Color code new words according to their use, e.g., function, topic (travel, work, food), or linguistic usage (slang term, formal/informal speech). Using colors will allow you to find the associated words and self-test quickly.
Boost your memory by including an example of a word in context. Did your teacher use it in a sentence or draw a picture on the board to stimulate memory? If so, copy it down. Using the word in context will keep it from slipping from your mind after class.
2. Avoid your native buddies
While you may have signed up for classes with a friend or befriended someone from your country, you will need to resist the temptation to work together in class if you want to learn. Why? By working with a native speaker, you will not challenge yourself and, in difficult situations, will be tempted to use your language.
On the other hand, being brave and reaching out to someone new and different- with whom you cannot verbally cheat! – will force you to work harder to understand your new language and be understood in return when you use it. And honestly, isn’t that the main reason you’re in class?
3. Talk, talk, talk
Now, we’re not asking you to be like those students who interrupt the class, gossip incessantly, and take up the lesson on their own. They are not generous with their time with their classmates. However, you will not maximize your learning by refusing to interact. Remember that your teacher is there to help you: if you have questions, doubts, or requests, voice them!

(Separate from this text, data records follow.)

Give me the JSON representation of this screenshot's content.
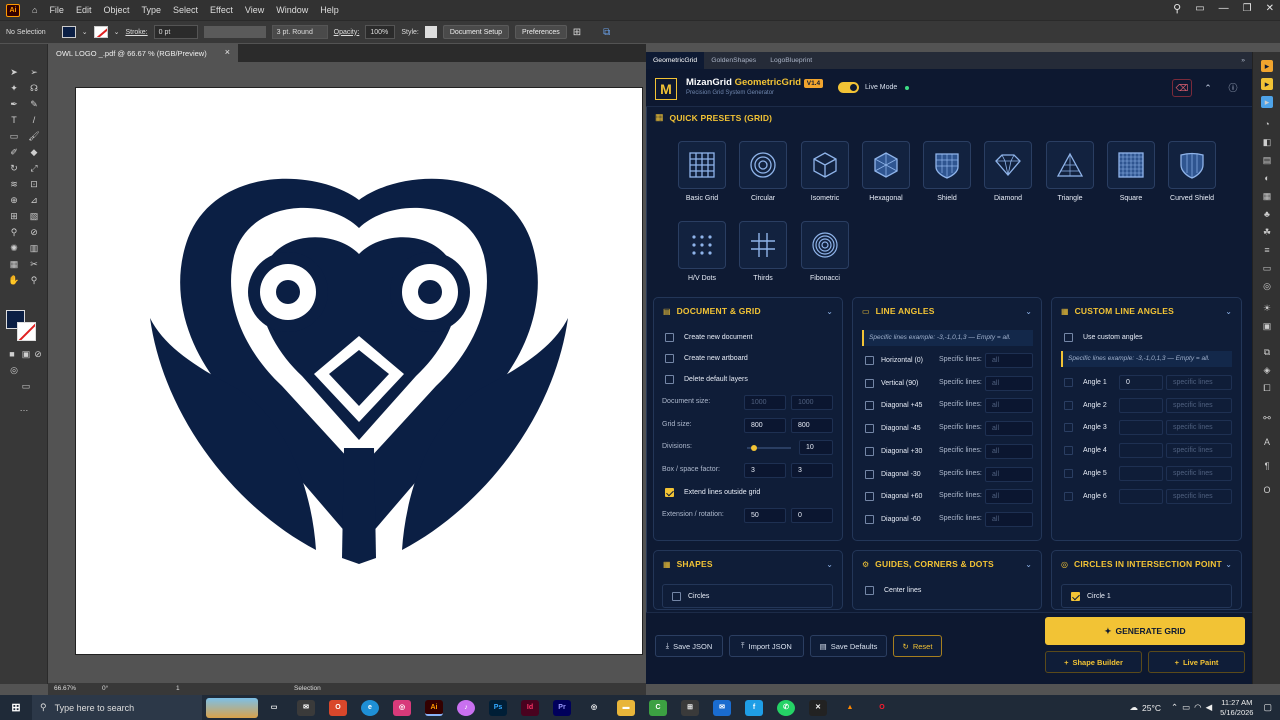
{
  "menubar": {
    "app_badge": "Ai",
    "items": [
      "File",
      "Edit",
      "Object",
      "Type",
      "Select",
      "Effect",
      "View",
      "Window",
      "Help"
    ]
  },
  "control_bar": {
    "selection_label": "No Selection",
    "stroke_label": "Stroke:",
    "stroke_value": "0 pt",
    "brush_value": "3 pt. Round",
    "opacity_label": "Opacity:",
    "opacity_value": "100%",
    "style_label": "Style:",
    "document_setup": "Document Setup",
    "preferences": "Preferences"
  },
  "document_tab": {
    "title": "OWL LOGO _.pdf @ 66.67 % (RGB/Preview)",
    "close": "×"
  },
  "status_bar": {
    "zoom": "66.67%",
    "rotation": "0°",
    "artboard": "1",
    "tool": "Selection"
  },
  "panel_tabs": [
    "GeometricGrid",
    "GoldenShapes",
    "LogoBlueprint"
  ],
  "panel_header": {
    "brand_a": "MizanGrid",
    "brand_b": "GeometricGrid",
    "version": "V1.4",
    "subtitle": "Precision Grid System Generator",
    "live_mode": "Live Mode"
  },
  "presets": {
    "title": "QUICK PRESETS (GRID)",
    "items": [
      {
        "label": "Basic Grid",
        "icon": "basic-grid-icon"
      },
      {
        "label": "Circular",
        "icon": "circular-icon"
      },
      {
        "label": "Isometric",
        "icon": "isometric-icon"
      },
      {
        "label": "Hexagonal",
        "icon": "hexagonal-icon"
      },
      {
        "label": "Shield",
        "icon": "shield-icon"
      },
      {
        "label": "Diamond",
        "icon": "diamond-icon"
      },
      {
        "label": "Triangle",
        "icon": "triangle-icon"
      },
      {
        "label": "Square",
        "icon": "square-icon"
      },
      {
        "label": "Curved Shield",
        "icon": "curved-shield-icon"
      },
      {
        "label": "H/V Dots",
        "icon": "dots-icon"
      },
      {
        "label": "Thirds",
        "icon": "thirds-icon"
      },
      {
        "label": "Fibonacci",
        "icon": "fibonacci-icon"
      }
    ]
  },
  "document_grid": {
    "title": "DOCUMENT & GRID",
    "create_doc": "Create new document",
    "create_artboard": "Create new artboard",
    "delete_layers": "Delete default layers",
    "doc_size_label": "Document size:",
    "doc_w": "1000",
    "doc_h": "1000",
    "grid_size_label": "Grid size:",
    "grid_w": "800",
    "grid_h": "800",
    "divisions_label": "Divisions:",
    "divisions": "10",
    "box_label": "Box / space factor:",
    "box_a": "3",
    "box_b": "3",
    "extend_label": "Extend lines outside grid",
    "ext_label": "Extension / rotation:",
    "ext_a": "50",
    "ext_b": "0"
  },
  "line_angles": {
    "title": "LINE ANGLES",
    "hint": "Specific lines example: -3,-1,0,1,3 — Empty = all.",
    "specific": "Specific lines:",
    "placeholder": "all",
    "rows": [
      "Horizontal (0)",
      "Vertical (90)",
      "Diagonal +45",
      "Diagonal -45",
      "Diagonal +30",
      "Diagonal -30",
      "Diagonal +60",
      "Diagonal -60"
    ]
  },
  "custom_angles": {
    "title": "CUSTOM LINE ANGLES",
    "use_custom": "Use custom angles",
    "hint": "Specific lines example: -3,-1,0,1,3 — Empty = all.",
    "placeholder": "specific lines",
    "rows": [
      {
        "label": "Angle 1",
        "value": "0"
      },
      {
        "label": "Angle 2",
        "value": ""
      },
      {
        "label": "Angle 3",
        "value": ""
      },
      {
        "label": "Angle 4",
        "value": ""
      },
      {
        "label": "Angle 5",
        "value": ""
      },
      {
        "label": "Angle 6",
        "value": ""
      }
    ]
  },
  "shapes": {
    "title": "SHAPES",
    "circles": "Circles"
  },
  "guides": {
    "title": "GUIDES, CORNERS & DOTS",
    "center_lines": "Center lines"
  },
  "circles_int": {
    "title": "CIRCLES IN INTERSECTION POINT",
    "circle1": "Circle 1"
  },
  "footer": {
    "save_json": "Save JSON",
    "import_json": "Import JSON",
    "save_defaults": "Save Defaults",
    "reset": "Reset",
    "generate": "GENERATE GRID",
    "shape_builder": "Shape Builder",
    "live_paint": "Live Paint"
  },
  "taskbar": {
    "search_placeholder": "Type here to search",
    "weather": "25°C",
    "time": "11:27 AM",
    "date": "5/16/2026"
  },
  "colors": {
    "logo": "#0b1f44",
    "accent": "#f2c335",
    "panel_bg": "#0e1a33"
  }
}
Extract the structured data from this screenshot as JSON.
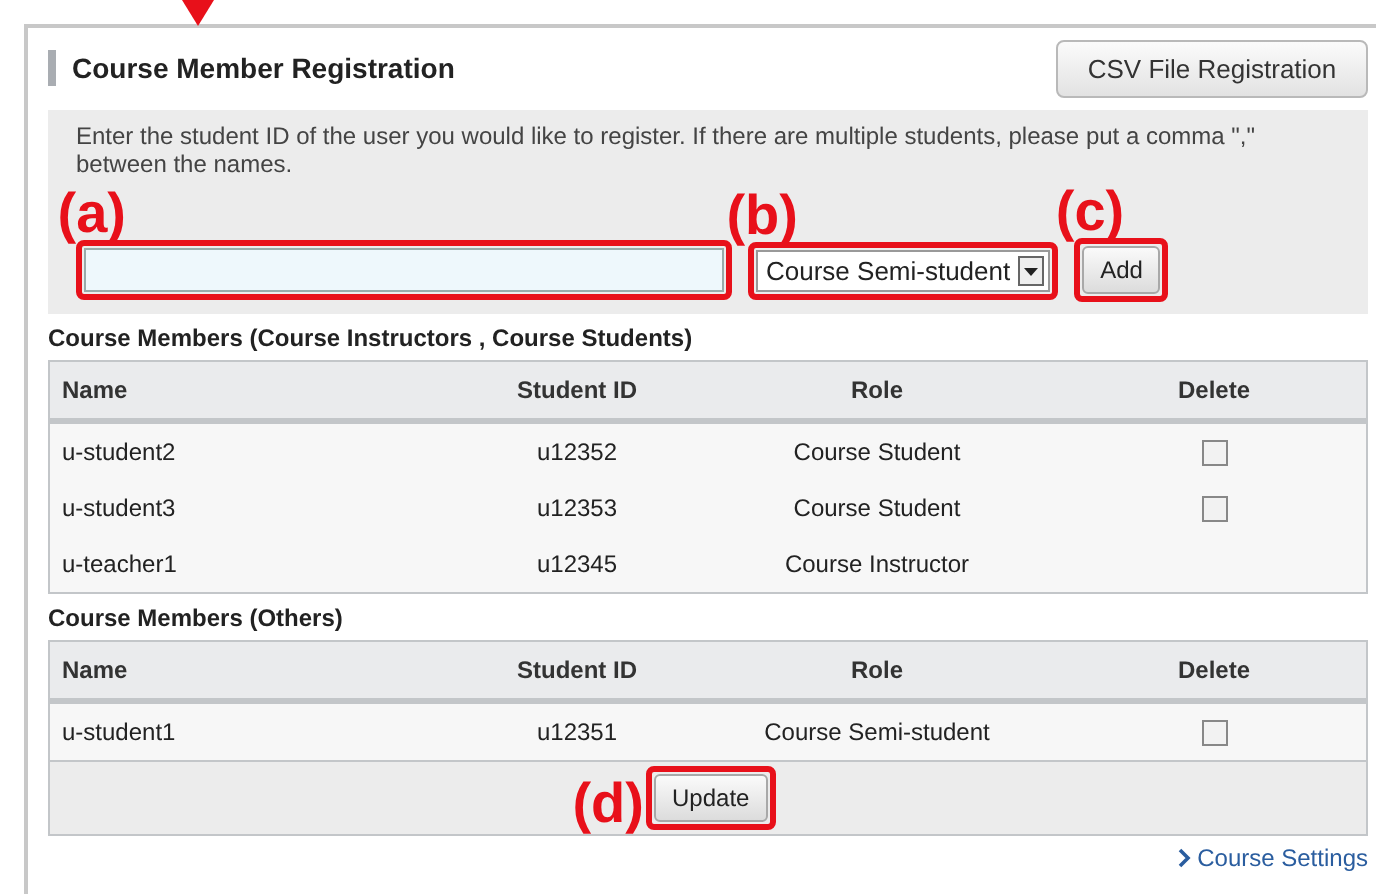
{
  "title": "Course Member Registration",
  "csv_button": "CSV File Registration",
  "add_form": {
    "instructions": "Enter the student ID of the user you would like to register. If there are multiple students, please put a comma \",\" between the names.",
    "student_id": {
      "annotation": "(a)"
    },
    "role_select": {
      "value": "Course Semi-student",
      "annotation": "(b)"
    },
    "add_button": {
      "label": "Add",
      "annotation": "(c)"
    }
  },
  "tables": [
    {
      "heading": "Course Members (Course Instructors , Course Students)",
      "columns": [
        "Name",
        "Student ID",
        "Role",
        "Delete"
      ],
      "rows": [
        {
          "name": "u-student2",
          "student_id": "u12352",
          "role": "Course Student",
          "deletable": true,
          "checked": false
        },
        {
          "name": "u-student3",
          "student_id": "u12353",
          "role": "Course Student",
          "deletable": true,
          "checked": false
        },
        {
          "name": "u-teacher1",
          "student_id": "u12345",
          "role": "Course Instructor",
          "deletable": false
        }
      ]
    },
    {
      "heading": "Course Members (Others)",
      "columns": [
        "Name",
        "Student ID",
        "Role",
        "Delete"
      ],
      "rows": [
        {
          "name": "u-student1",
          "student_id": "u12351",
          "role": "Course Semi-student",
          "deletable": true,
          "checked": false
        }
      ]
    }
  ],
  "update_button": {
    "label": "Update",
    "annotation": "(d)"
  },
  "footer_link": "Course Settings"
}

Articulating your problem out loud (especially in a foreign language) is excellent language practice and often allows you to see a solution before it is even given to you. When learning a new language, you don’t make progress by brooding about your doubts but by dispelling them. And who knows? Maybe another student in the class, who had the same question, will also benefit from the teacher’s answer!
4. Be a consistent presence
You know the scenario. You sign up for a Mandarin, Turkish or Spanish class as excited as a child on the first day of summer vacation. The first few classes go very well, but “life” takes over. Work intensifies. Friends come to visit. You accidentally miss your alarm clock. And eventually, your brand new goal of learning a foreign language falls by the wayside.
Too many students are eager to learn in the beginning, then drop out after a week of classes. The unsuspecting fact is that the majority of students will not make it to the end of their course of study in the long run. Make sure you don’t! How do you motivate yourself to attend class consistently? Try:
Remember why you chose to study. Paste inspirational quotes on your computer or mirror, talk to friends and family about your goals, or imagine yourself- and the happiness you’ll feel- once you’ve achieved your goal.
Immerse yourself in the culture of your chosen language. Eat the food, watch the movies, read about the country or countries in which it is spoken, and look for news articles about current events there.
Book a flight. By doing so, you will have made a commitment to travel and should feel as comfortable as possible in your chosen language!